Oh, what a wonderful morning!!!


----------



## Maglily (Feb 3, 2009)

Lol, I thought you meant people at first...they are adorable, you must still feel like you're on cloud nine!! somewhere out there, the new mom and new dad are too. Good job !


----------



## MoonDog (Jun 6, 2011)

Oh, he is PRECIOUS!!! But don't you mean you did a "two-fur"? :HistericalSmiley:


----------



## elly (Sep 11, 2006)

How sweet both are, I would want to keep them. Thank you for helping them get to there forever and foster homes:wub:


----------



## DiamondsDad (Jul 14, 2011)

They are gorgeous pups. I'm glad they are going to places where they will be taken care of. Austen is absolutely stunning! What a beautiful pup he is.


----------



## Furbabies mom (Jul 25, 2011)

Was Austen on Petfinder? I think I saw him. He is so gorgeous!!


----------



## Snowbody (Jan 3, 2009)

Was wondering if that was the Austen on NCMR's page. I remember telling the person who logged in as Stan in Michigan who was looking for a dog to check out Austen. I'm assuming that's not who adopted him but who knows, maybe it is. What a joy to transport both of those little angels. I really would like to do transport here since I can't foster. No wonder you were on :cloud9:. Talk about a good deed. :chili::chili: I hope Cheryl gets adopted soon. She's a cutie patootie.


----------



## maggieh (Dec 16, 2007)

It was the Austen on NMRs web page and he was probably on Petfinder. He is a beautiful baby! His new family lives near Indianapolis so it's not Stan from MI.


----------



## *Missy* (Oct 7, 2011)

Oh what a wonderful thing to be a part of! They are both adorable!!


----------



## Lacie's Mom (Oct 11, 2006)

Maggie -- how wonderful that you were able to help with this. It's so inspiring. 

Gosh, but I love little Austin -- so glad that he's found his furever home. And Cheryl looks like a lost little angel. I'm so glad that they've found a good foster home for her.

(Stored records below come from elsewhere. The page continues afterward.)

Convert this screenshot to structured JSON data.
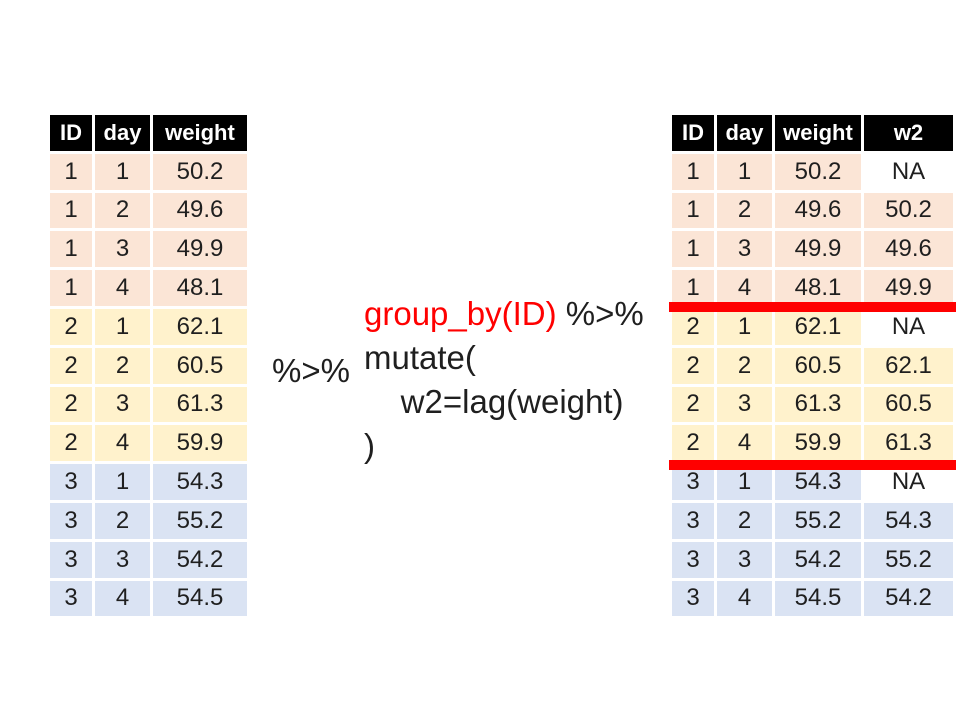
{
  "colors": {
    "slide_bg": "#ffffff",
    "header_bg": "#000000",
    "header_text": "#ffffff",
    "cell_text": "#1f1f1f",
    "group1_bg": "#fbe5d6",
    "group2_bg": "#fff2cc",
    "group3_bg": "#dae3f3",
    "na_bg": "#ffffff",
    "separator_red": "#ff0000",
    "code_red": "#ff0000",
    "code_black": "#1f1f1f"
  },
  "left_table": {
    "headers": [
      "ID",
      "day",
      "weight"
    ],
    "rows": [
      {
        "group": "g1",
        "cells": [
          "1",
          "1",
          "50.2"
        ]
      },
      {
        "group": "g1",
        "cells": [
          "1",
          "2",
          "49.6"
        ]
      },
      {
        "group": "g1",
        "cells": [
          "1",
          "3",
          "49.9"
        ]
      },
      {
        "group": "g1",
        "cells": [
          "1",
          "4",
          "48.1"
        ]
      },
      {
        "group": "g2",
        "cells": [
          "2",
          "1",
          "62.1"
        ]
      },
      {
        "group": "g2",
        "cells": [
          "2",
          "2",
          "60.5"
        ]
      },
      {
        "group": "g2",
        "cells": [
          "2",
          "3",
          "61.3"
        ]
      },
      {
        "group": "g2",
        "cells": [
          "2",
          "4",
          "59.9"
        ]
      },
      {
        "group": "g3",
        "cells": [
          "3",
          "1",
          "54.3"
        ]
      },
      {
        "group": "g3",
        "cells": [
          "3",
          "2",
          "55.2"
        ]
      },
      {
        "group": "g3",
        "cells": [
          "3",
          "3",
          "54.2"
        ]
      },
      {
        "group": "g3",
        "cells": [
          "3",
          "4",
          "54.5"
        ]
      }
    ]
  },
  "right_table": {
    "headers": [
      "ID",
      "day",
      "weight",
      "w2"
    ],
    "rows": [
      {
        "group": "g1",
        "cells": [
          "1",
          "1",
          "50.2",
          "NA"
        ]
      },
      {
        "group": "g1",
        "cells": [
          "1",
          "2",
          "49.6",
          "50.2"
        ]
      },
      {
        "group": "g1",
        "cells": [
          "1",
          "3",
          "49.9",
          "49.6"
        ]
      },
      {
        "group": "g1",
        "cells": [
          "1",
          "4",
          "48.1",
          "49.9"
        ]
      },
      {
        "group": "g2",
        "cells": [
          "2",
          "1",
          "62.1",
          "NA"
        ]
      },
      {
        "group": "g2",
        "cells": [
          "2",
          "2",
          "60.5",
          "62.1"
        ]
      },
      {
        "group": "g2",
        "cells": [
          "2",
          "3",
          "61.3",
          "60.5"
        ]
      },
      {
        "group": "g2",
        "cells": [
          "2",
          "4",
          "59.9",
          "61.3"
        ]
      },
      {
        "group": "g3",
        "cells": [
          "3",
          "1",
          "54.3",
          "NA"
        ]
      },
      {
        "group": "g3",
        "cells": [
          "3",
          "2",
          "55.2",
          "54.3"
        ]
      },
      {
        "group": "g3",
        "cells": [
          "3",
          "3",
          "54.2",
          "55.2"
        ]
      },
      {
        "group": "g3",
        "cells": [
          "3",
          "4",
          "54.5",
          "54.2"
        ]
      }
    ]
  },
  "code": {
    "standalone_pipe": "%>%",
    "lines": [
      {
        "segments": [
          {
            "text": "group_by(ID)",
            "color": "red"
          },
          {
            "text": " %>%",
            "color": "black"
          }
        ]
      },
      {
        "segments": [
          {
            "text": "mutate(",
            "color": "black"
          }
        ]
      },
      {
        "segments": [
          {
            "text": "    w2=lag(weight)",
            "color": "black"
          }
        ]
      },
      {
        "segments": [
          {
            "text": ")",
            "color": "black"
          }
        ]
      }
    ]
  }
}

It is always so important to help with the precious rescues.


----------



## LuvMyBoys (Jan 2, 2012)

What a wonderful rewarding day for you - bless you for helping all of these babies.


----------



## edelweiss (Apr 23, 2010)

You deserve to feel great today Maggie! Kudos to you for transporting. Isn't it amazing how people can work together to bring happiness to so many pups and new families! Wouldn't it be great if it wasn't necessary!


----------



## mom2bijou (Oct 19, 2006)

Oh!! Getting teary eyed reading this! Such a wonderful thing to do Maggie. What beautiful little angels!


----------